Here, the first argument (const.yaml) specifies the experiment configuration file and the second argument (.) the location of the directory that contains our model definition files.

Once the experiment is started, you will see a notification like this:

Preparing files (/cifar10_cnn_tf_keras) to send to master... 3.2KB and 4 files
Created experiment xxx
Activated experiment xxx

Evaluating the Model ¶

Thanks to Determined, model evaluation is done automatically for you.
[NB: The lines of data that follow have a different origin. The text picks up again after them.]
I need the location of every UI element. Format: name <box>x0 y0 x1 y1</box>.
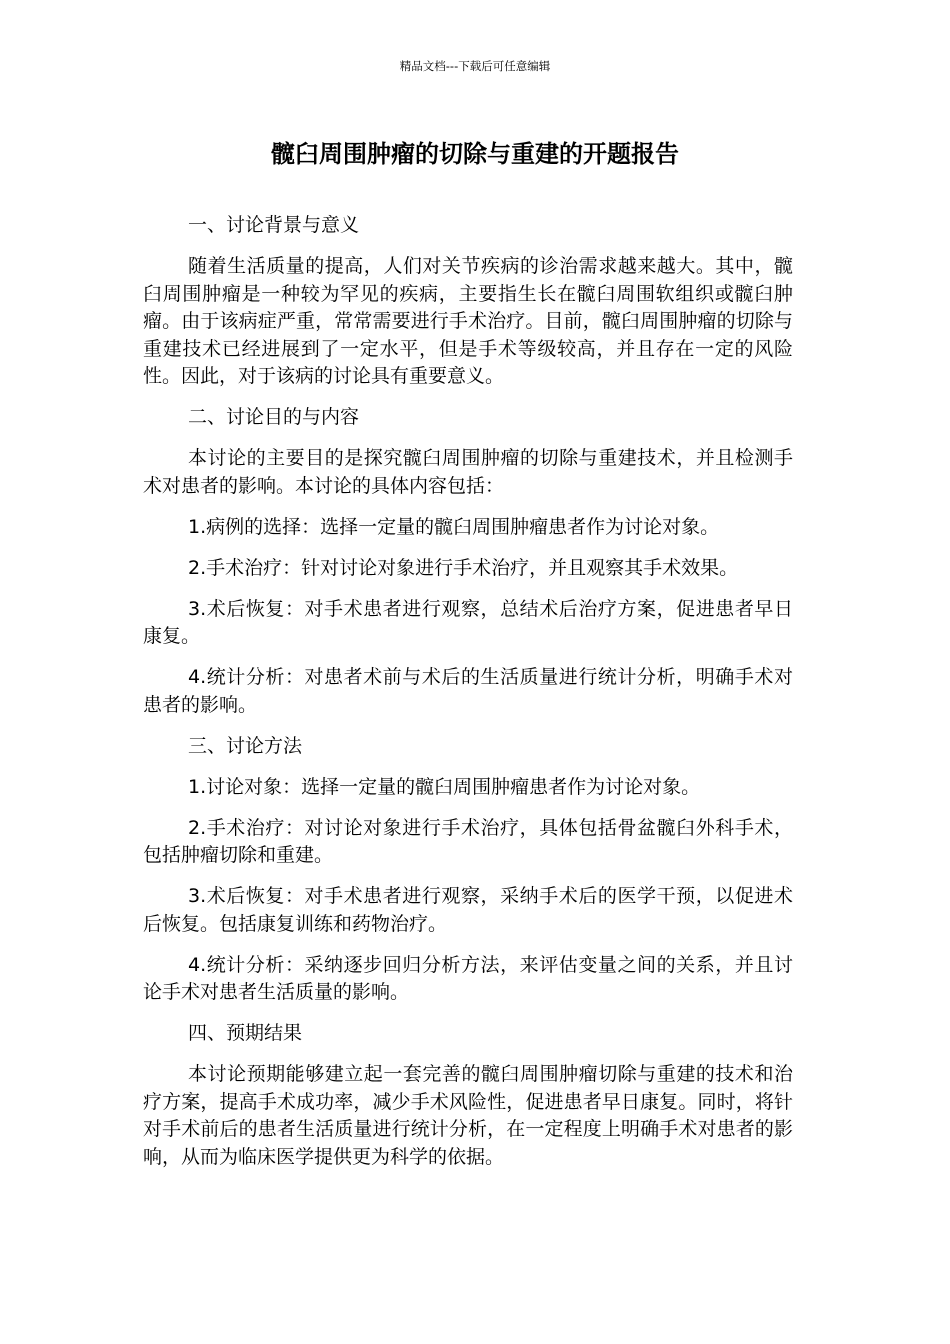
section-heading-purpose: 二、讨论目的与内容 <box>188 406 360 428</box>
list-item-method-3: 3.术后恢复：对手术患者进行观察，采纳手术后的医学干预，以促进术后恢复。包括康复训练和药物治疗。 <box>143 885 793 935</box>
list-item-method-1: 1.讨论对象：选择一定量的髋臼周围肿瘤患者作为讨论对象。 <box>188 775 701 798</box>
list-item-method-4: 4.统计分析：采纳逐步回归分析方法，来评估变量之间的关系，并且讨论手术对患者生活质量的影响。 <box>143 953 793 1003</box>
list-item-content-4: 4.统计分析：对患者术前与术后的生活质量进行统计分析，明确手术对患者的影响。 <box>143 666 793 716</box>
document-title: 髋臼周围肿瘤的切除与重建的开题报告 <box>271 140 679 168</box>
paragraph-background: 随着生活质量的提高，人们对关节疾病的诊治需求越来越大。其中，髋臼周围肿瘤是一种较为罕见的疾病，主要指生长在髋臼周围软组织或髋臼肿瘤。由于该病症严重，常常需要进行手术治疗。目前，髋臼周围肿瘤的切除与重建技术已经进展到了一定水平，但是手术等级较高，并且存在一定的风险性。因此，对于该病的讨论具有重要意义。 <box>143 255 793 387</box>
section-heading-results: 四、预期结果 <box>188 1022 303 1044</box>
header-note: 精品文档---下载后可任意编辑 <box>399 59 551 73</box>
paragraph-results: 本讨论预期能够建立起一套完善的髋臼周围肿瘤切除与重建的技术和治疗方案，提高手术成功率，减少手术风险性，促进患者早日康复。同时，将针对手术前后的患者生活质量进行统计分析，在一定程度上明确手术对患者的影响，从而为临床医学提供更为科学的依据。 <box>143 1063 793 1168</box>
list-item-content-1: 1.病例的选择：选择一定量的髋臼周围肿瘤患者作为讨论对象。 <box>188 515 720 538</box>
section-heading-background: 一、讨论背景与意义 <box>188 214 360 236</box>
paragraph-purpose: 本讨论的主要目的是探究髋臼周围肿瘤的切除与重建技术，并且检测手术对患者的影响。本讨论的具体内容包括： <box>143 447 793 497</box>
section-heading-method: 三、讨论方法 <box>188 734 303 757</box>
list-item-content-2: 2.手术治疗：针对讨论对象进行手术治疗，并且观察其手术效果。 <box>188 556 739 579</box>
document-body <box>143 212 793 1185</box>
list-item-method-2: 2.手术治疗：对讨论对象进行手术治疗，具体包括骨盆髋臼外科手术，包括肿瘤切除和重建。 <box>143 816 793 866</box>
list-item-content-3: 3.术后恢复：对手术患者进行观察，总结术后治疗方案，促进患者早日康复。 <box>143 597 793 647</box>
To access information on both training and validation performance, simply go to the webUI by entering the address of your DET_MASTER in your web browser.
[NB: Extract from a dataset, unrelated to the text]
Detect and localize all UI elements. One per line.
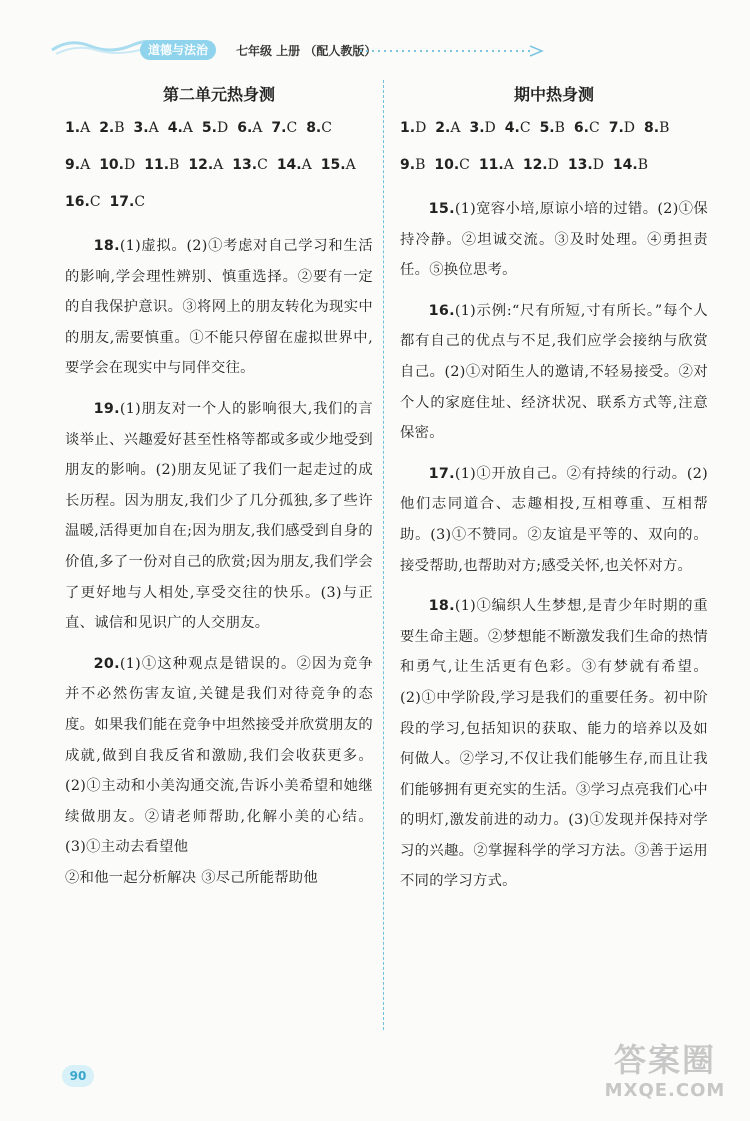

Once you are on the Determined landing page, you can find your experiment either via the experiment ID (xxx) or via its description.

Code Sample ¶

Putting it all together, our main.py file looks like this.

from typing import Any, Dict, List, Tuple
from tensorflow.keras import datasets, layers, models, utils
from determined.keras import TFKerasTrial, adapt_keras_data

def preprocess_data(data):
    return data.astype("float32") / 255

def preprocess_labels(labels):
    return utils.to_categorical(labels)

class CIFARTrial(TFKerasTrial):
    def build_model(self):

        model = models.Sequential()
        model.add(layers.Conv2D(32, (3, 3), activation="relu", input_shape=(32, 32, 3)))
        model.add(layers.MaxPooling2D((2, 2)))
        model.add(layers.Conv2D(64, (3, 3), activation="relu"))
        model.add(layers.MaxPooling2D((2, 2)))
        model.add(layers.Conv2D(64, (3, 3), activation="relu"))

        model.add(layers.Flatten())
        model.add(layers.Dense(64, activation="relu"))
        model.add(layers.Dense(10, activation="softmax"))

        model.compile(
            optimizer="adam", loss="categorical_crossentropy", metrics=["categorical_accuracy"],
        )

        return model

def build_training_data_loader(self):
    (train_images, train_labels), (_, _) = datasets.cifar10.load_data()
    batch_size = self.context.get_per_slot_batch_size()
    return adapt_keras_data(
        x=preprocess_data(train_images),
        y=preprocess_labels(train_labels),
        batch_size=batch_size,
    )

def build_validation_data_loader(self):
    (_, _), (test_images, test_labels) = datasets.cifar10.load_data()
    batch_size = self.context.get_per_slot_batch_size()
    return adapt_keras_data(
        x=preprocess_data(test_images),
        y=preprocess_labels(test_labels),
        batch_size=batch_size,
    )

A similar example is available at CIFAR-10 CNN.